Je m'extasie intérieurement en testant mon nouvel œil. J'agrandis et réduis l'image comme un gosse à qui l'on offre son premier appareil photo. Rien ne m'échappe : je distingue même le titre sur un document que les agents se passent de main en main. "Norme de potabilité échelon 4".

- Bien, pour être honnête, je ne pense pas que tu passeras beaucoup de temps dans ce service. Allons voir l'étage du dessus, le -5. C'est le laboratoire. C'est là que tu as été créé.

Nous rebroussons chemin et laissons derrière nous le bruit des machines. L'ascenseur nous conduit un étage plus haut. Les portes s'ouvrent sur un enchevêtrement de petites pièces séparées par des cloisons de verre. En zoomant, j'aperçois mon chimpanzé cyborg, Jim. 

Jones avance et déverrouille plusieurs sas. Nous pénétrons finalement dans une salle où il fait particulièrement froid, et elle m'invite à regarder la pièce adjacente à travers un hublot.

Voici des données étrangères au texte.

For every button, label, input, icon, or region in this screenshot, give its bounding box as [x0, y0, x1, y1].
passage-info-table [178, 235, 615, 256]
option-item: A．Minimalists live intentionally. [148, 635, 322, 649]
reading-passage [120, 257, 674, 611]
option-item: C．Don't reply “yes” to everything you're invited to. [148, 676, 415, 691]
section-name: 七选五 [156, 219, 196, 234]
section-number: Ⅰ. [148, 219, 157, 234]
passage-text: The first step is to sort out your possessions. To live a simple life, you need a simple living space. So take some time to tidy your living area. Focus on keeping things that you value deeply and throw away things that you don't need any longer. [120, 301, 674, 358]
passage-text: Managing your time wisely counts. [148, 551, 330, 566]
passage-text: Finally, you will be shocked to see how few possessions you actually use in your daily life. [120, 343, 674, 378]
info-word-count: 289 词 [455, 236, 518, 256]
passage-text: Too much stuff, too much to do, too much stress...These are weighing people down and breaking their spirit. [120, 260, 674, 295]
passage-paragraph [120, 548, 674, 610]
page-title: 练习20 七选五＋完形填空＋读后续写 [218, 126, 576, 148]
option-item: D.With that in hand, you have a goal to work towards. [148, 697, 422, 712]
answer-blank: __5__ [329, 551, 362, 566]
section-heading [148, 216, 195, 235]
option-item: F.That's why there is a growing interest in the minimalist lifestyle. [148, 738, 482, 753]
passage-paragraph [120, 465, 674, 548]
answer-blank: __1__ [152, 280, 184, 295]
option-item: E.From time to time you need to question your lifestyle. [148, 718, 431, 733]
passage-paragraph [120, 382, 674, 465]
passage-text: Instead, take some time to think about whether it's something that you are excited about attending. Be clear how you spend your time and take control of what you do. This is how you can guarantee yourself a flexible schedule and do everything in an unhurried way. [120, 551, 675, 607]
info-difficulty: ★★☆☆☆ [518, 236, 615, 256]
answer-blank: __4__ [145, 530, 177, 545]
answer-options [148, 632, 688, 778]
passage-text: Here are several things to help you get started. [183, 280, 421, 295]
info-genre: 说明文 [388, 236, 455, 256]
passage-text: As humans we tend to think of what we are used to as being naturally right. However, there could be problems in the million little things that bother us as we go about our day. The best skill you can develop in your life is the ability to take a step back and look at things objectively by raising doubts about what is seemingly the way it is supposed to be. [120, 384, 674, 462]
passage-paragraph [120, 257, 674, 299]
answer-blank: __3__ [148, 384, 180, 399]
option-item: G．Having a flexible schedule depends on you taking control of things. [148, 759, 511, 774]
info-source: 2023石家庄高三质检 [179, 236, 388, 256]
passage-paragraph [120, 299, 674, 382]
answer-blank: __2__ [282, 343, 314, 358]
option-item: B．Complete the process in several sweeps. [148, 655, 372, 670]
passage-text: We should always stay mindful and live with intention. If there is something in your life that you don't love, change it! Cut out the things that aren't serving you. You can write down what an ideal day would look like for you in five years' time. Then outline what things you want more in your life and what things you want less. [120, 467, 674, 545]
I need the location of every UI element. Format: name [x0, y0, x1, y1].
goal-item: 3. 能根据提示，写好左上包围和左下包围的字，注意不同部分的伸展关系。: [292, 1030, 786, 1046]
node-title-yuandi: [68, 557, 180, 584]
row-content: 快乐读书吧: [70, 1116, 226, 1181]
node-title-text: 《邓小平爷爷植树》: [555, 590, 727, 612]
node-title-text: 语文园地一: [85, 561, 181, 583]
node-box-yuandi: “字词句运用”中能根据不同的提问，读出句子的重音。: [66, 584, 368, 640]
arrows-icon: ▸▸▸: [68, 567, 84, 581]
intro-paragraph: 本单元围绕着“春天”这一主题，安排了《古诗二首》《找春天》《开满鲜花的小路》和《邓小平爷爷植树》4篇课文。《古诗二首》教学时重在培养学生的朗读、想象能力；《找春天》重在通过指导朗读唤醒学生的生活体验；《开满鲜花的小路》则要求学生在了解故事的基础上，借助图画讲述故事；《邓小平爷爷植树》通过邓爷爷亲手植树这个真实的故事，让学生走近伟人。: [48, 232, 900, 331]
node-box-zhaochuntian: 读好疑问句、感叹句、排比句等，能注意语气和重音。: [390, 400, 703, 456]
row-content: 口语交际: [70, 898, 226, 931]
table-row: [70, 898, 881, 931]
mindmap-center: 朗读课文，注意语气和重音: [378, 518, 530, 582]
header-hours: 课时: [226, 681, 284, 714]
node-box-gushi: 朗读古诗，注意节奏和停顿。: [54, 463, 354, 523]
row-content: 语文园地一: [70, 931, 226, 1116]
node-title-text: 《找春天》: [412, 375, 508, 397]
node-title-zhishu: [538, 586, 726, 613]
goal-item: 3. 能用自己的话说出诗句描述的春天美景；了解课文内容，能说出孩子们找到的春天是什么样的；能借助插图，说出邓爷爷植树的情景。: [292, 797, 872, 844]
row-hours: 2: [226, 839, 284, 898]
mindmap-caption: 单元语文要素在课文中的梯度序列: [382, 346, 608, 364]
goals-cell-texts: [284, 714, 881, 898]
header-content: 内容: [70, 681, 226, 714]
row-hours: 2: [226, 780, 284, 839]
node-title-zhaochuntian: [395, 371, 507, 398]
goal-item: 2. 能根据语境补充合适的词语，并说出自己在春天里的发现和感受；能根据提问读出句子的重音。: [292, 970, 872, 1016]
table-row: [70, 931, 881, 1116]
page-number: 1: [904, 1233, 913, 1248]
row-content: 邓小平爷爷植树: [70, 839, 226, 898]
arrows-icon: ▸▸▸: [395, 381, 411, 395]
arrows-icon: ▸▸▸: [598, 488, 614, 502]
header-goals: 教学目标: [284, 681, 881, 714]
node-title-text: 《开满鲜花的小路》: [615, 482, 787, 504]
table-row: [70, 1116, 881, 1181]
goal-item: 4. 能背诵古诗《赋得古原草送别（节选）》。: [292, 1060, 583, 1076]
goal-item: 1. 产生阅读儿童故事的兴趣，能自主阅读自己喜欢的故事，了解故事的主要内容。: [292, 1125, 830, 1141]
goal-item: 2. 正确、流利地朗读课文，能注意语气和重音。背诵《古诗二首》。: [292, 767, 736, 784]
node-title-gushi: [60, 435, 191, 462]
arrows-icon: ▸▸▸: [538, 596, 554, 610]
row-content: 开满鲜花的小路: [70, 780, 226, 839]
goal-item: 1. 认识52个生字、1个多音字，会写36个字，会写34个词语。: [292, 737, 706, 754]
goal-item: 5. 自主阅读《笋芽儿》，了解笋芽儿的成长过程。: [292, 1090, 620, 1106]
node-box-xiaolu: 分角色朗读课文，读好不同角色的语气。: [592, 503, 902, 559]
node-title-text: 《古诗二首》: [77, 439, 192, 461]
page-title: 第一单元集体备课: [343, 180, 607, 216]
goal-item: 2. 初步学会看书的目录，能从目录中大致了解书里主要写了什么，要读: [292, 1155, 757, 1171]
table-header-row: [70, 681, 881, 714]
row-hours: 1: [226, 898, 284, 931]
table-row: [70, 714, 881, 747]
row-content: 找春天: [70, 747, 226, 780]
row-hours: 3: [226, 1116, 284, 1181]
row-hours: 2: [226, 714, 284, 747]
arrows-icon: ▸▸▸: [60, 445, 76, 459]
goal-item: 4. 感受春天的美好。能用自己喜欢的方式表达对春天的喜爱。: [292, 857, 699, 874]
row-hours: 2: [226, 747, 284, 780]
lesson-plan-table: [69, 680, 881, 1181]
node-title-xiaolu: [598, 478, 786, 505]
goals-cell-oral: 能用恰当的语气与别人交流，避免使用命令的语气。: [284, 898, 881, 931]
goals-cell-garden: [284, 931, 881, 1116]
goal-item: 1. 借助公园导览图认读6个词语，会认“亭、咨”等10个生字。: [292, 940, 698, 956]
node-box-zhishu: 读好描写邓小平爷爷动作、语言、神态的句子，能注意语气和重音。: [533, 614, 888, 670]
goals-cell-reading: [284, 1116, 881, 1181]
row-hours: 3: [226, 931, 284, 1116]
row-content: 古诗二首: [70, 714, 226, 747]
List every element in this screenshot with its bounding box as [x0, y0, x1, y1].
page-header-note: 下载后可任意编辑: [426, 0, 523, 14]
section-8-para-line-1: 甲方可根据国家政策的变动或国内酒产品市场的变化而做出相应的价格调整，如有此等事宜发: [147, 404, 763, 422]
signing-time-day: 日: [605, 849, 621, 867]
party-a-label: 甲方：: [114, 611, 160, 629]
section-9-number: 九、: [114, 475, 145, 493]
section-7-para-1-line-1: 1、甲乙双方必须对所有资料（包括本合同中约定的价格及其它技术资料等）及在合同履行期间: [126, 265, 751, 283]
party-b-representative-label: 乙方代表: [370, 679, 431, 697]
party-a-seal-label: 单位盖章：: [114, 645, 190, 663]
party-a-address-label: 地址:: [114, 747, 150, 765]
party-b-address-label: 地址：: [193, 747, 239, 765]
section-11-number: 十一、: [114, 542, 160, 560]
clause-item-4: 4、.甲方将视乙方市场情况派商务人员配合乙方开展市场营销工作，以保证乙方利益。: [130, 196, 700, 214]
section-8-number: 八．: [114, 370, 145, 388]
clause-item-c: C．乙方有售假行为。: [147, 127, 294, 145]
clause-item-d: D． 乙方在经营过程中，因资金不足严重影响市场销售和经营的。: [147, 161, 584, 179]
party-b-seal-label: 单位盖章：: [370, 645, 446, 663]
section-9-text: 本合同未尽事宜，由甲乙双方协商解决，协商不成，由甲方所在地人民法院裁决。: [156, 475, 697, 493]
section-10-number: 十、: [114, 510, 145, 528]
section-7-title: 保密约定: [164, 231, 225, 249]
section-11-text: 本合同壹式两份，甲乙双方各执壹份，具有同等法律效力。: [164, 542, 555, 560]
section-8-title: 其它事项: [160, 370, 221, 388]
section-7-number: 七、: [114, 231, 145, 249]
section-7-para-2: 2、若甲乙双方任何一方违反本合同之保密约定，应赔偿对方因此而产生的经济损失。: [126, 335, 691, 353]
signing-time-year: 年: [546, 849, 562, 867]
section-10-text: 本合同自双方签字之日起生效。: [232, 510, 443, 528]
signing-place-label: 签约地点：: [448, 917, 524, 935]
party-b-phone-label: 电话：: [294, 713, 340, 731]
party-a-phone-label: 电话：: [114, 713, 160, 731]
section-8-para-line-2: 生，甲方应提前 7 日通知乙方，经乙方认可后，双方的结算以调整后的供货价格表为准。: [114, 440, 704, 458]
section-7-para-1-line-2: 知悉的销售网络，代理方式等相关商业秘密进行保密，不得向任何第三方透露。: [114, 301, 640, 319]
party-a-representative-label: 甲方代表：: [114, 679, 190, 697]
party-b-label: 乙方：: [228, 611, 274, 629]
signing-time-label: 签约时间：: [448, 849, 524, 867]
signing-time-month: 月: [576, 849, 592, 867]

- Là, voici le bloc opératoire. C'est ici que tu as subi tes nombreuses interventions chirurgicales. 

J'ai beau essayer, je ne me rappelle de rien. Aucun souvenir ne me revient.

- Tu as vécu ici plusieurs mois, dans cette pièce où nous sommes. Tu étais branché de partout et au plus près du bloc, en cas de problème. Ton cœur s'est arrêté plusieurs fois. J'ai passé des heures à tes côtés en espérant que tu survivrais. Tu es un sacré miracle tu sais !

- J'imagine... Vous n'étiez pas seule sur ce projet tout de même ?

- Non, je ne maîtrisais pas tous les domaines nécessaires à moi toute seule. Je vais te présenter l'équipe.

Elle m'attrape par le bras et m'entraîne d'un bureau à l'autre. Nous croisons plusieurs blouses blanches qui me saluent avec émotion. Deux sont notamment intervenues sur mon cas : Dr Vanck et Dr Stend. 

Un peu plus loin, j'aperçois un médecin qui semble affairé. Il a accroché plusieurs radios sur un écran blanc et observe les os avec attention. Jones l'interrompt dans son travail d'une voix joviale :

- Bonjour Charles. C'est le grand jour, Eden découvre le labo.

L'homme au cheveux poivre et sel se tourne vers nous. Il semble avoir un peu moins de cinquante ans. De grandes lunettes carrées lui donnent un air intello et froid, mais son sourire franc suffit à me le rendre sympathique.

- Bonjour Eden, content de te voir sur pieds, lance-t-il en me serrant la main vigoureusement.

- Merci, c'est un plaisir de vous rencontrer, docteur... 

Je laisse ma phrase en suspension, ne sachant pas comment je dois le nommer. Jones poursuit tranquillement :

- Charles est chirurgien dans cet hôpital depuis trente ans, et c'est lui qui a créé cette unité de recherches. Tu lui dois beaucoup, il a pratiqué lui-même la majeure partie des interventions à partir de mes travaux. Tu peux l'appeler Charles, c'est plus simple car nous portons le même nom.

- Docteur Jones ?!

- Eh oui Eden, poursuit-elle, je te présente le deuxième docteur Jones. Mon mari.